Real life performance is oftentimes in favour of the Sequential approach. This is because the FindPathConcurrent and FindPathSequential functions return an array of byteoffsets, which we need to query against the database to convert back to words. Since the sequential approach guarantees shortest path, it often beats the concurrent approach by 0.5s. \

However in scenarios where the 2 nodes are particularily far apart, such as with this api request:

curl  -X POST \
  'http://localhost:8080/search/concurrent' \
  --header 'Accept: */*' \
  --header 'User-Agent: Thunder Client (https://www.thunderclient.com)' \
  --header 'Content-Type: application/json' \
  --data-raw '{
  "from": "deciduous",
  "to": "anthropic"
}'

You will notice that the conccurrent approach will give you runtimes of ~3 seconds, whereas the sequential approach can take up to 15 seconds! Benchmarks can provide deeper insights into the performance gains of concurrency

Benchmarks

An issue I ran into when benchmarking was finding balanced testcases, as the benefits of the concurrent bi-directional BFS would fluctuate depending on the actual distance between the inputs provided. I believe the data below is good enough to at least indicate that there IS a performance gain to the concurrent approach, however more benchmarking is needed to accurately quantify the benefit. One possible approach is to find pairs of nodes with increasing number of links, and then graph the performance increase to quantify the percent gain per node.

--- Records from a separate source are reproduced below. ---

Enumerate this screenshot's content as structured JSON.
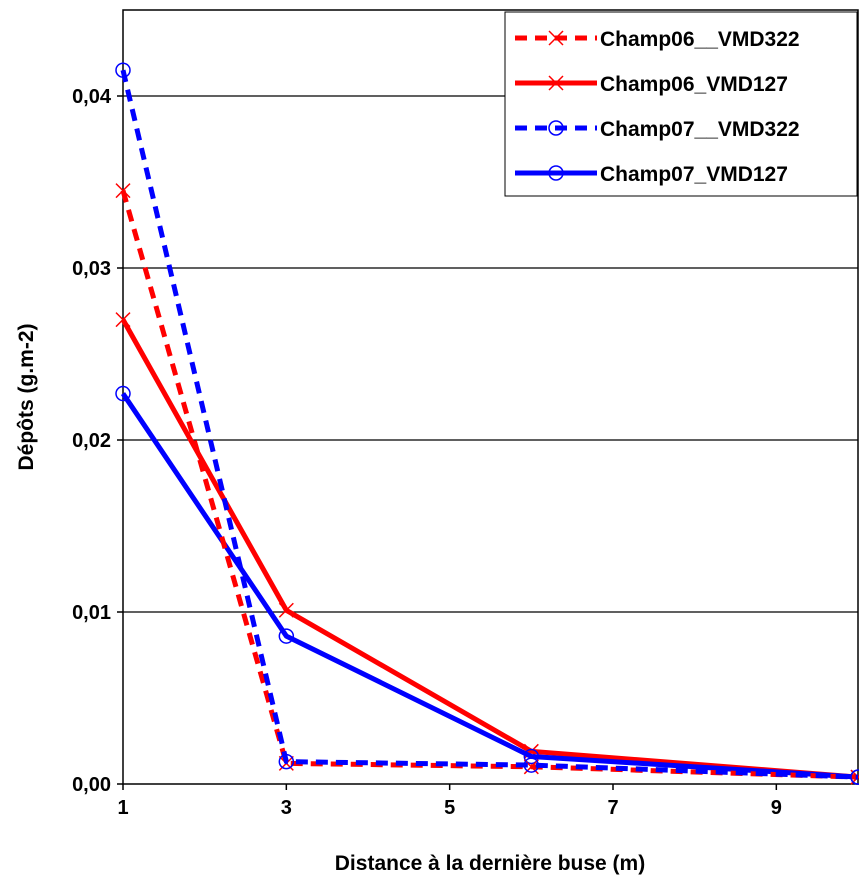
{
  "chart_data": {
    "type": "line",
    "title": "",
    "xlabel": "Distance à la dernière buse (m)",
    "ylabel": "Dépôts (g.m-2)",
    "xlim": [
      1,
      10
    ],
    "ylim": [
      0,
      0.045
    ],
    "xticks": [
      1,
      3,
      5,
      7,
      9
    ],
    "xtick_labels": [
      "1",
      "3",
      "5",
      "7",
      "9"
    ],
    "yticks": [
      0,
      0.01,
      0.02,
      0.03,
      0.04
    ],
    "ytick_labels": [
      "0,00",
      "0,01",
      "0,02",
      "0,03",
      "0,04"
    ],
    "grid": "horizontal",
    "legend_position": "top-right",
    "series": [
      {
        "name": "Champ06__VMD322",
        "x": [
          1,
          3,
          6,
          10
        ],
        "y": [
          0.0345,
          0.0012,
          0.001,
          0.0004
        ],
        "color": "#ff0000",
        "dash": "dashed",
        "marker": "x"
      },
      {
        "name": "Champ06_VMD127",
        "x": [
          1,
          3,
          6,
          10
        ],
        "y": [
          0.027,
          0.0101,
          0.0019,
          0.0004
        ],
        "color": "#ff0000",
        "dash": "solid",
        "marker": "x"
      },
      {
        "name": "Champ07__VMD322",
        "x": [
          1,
          3,
          6,
          10
        ],
        "y": [
          0.0415,
          0.0013,
          0.0011,
          0.0004
        ],
        "color": "#0000ff",
        "dash": "dashed",
        "marker": "o"
      },
      {
        "name": "Champ07_VMD127",
        "x": [
          1,
          3,
          6,
          10
        ],
        "y": [
          0.0227,
          0.0086,
          0.0016,
          0.0004
        ],
        "color": "#0000ff",
        "dash": "solid",
        "marker": "o"
      }
    ]
  }
}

Concurrent Favoured Benchmark | 189% Faster

goos: darwin
goarch: arm64
pkg: github.com/notzree/wikigraph_server/benchmark
BenchmarkSequentialSearch-8            1        1260669208 ns/op
BenchmarkConcurrentSearch-8           42          35510332 ns/op
PASS
ok      github.com/notzree/wikigraph_server/benchmark   9.449s

Sequential Favoured Benchmark | 78% Faster

goos: darwin
goarch: arm64
pkg: github.com/notzree/wikigraph_server/benchmark
BenchmarkSequentialSearch-8            2         630494688 ns/op
BenchmarkConcurrentSearch-8            4         275946031 ns/op
PASS
ok      github.com/notzree/wikigraph_server/benchmark   11.795s

Caveats

I was not able to successfully parse all links and as such this graph is not 100% fully complete. I ran into an issue differentiating capitalized and lowercased pages. For example, the programming language ALGOL and the star Algol are differentiated by the casing. This works fine as long as links from other pages that references these pages obey the same capitalization convention, this wasn't the case. I kept running into casing issues resulting in duplicate key errors or not resulting in entries being found in the database. I do intend on polishing this in the future (maybe on another work term).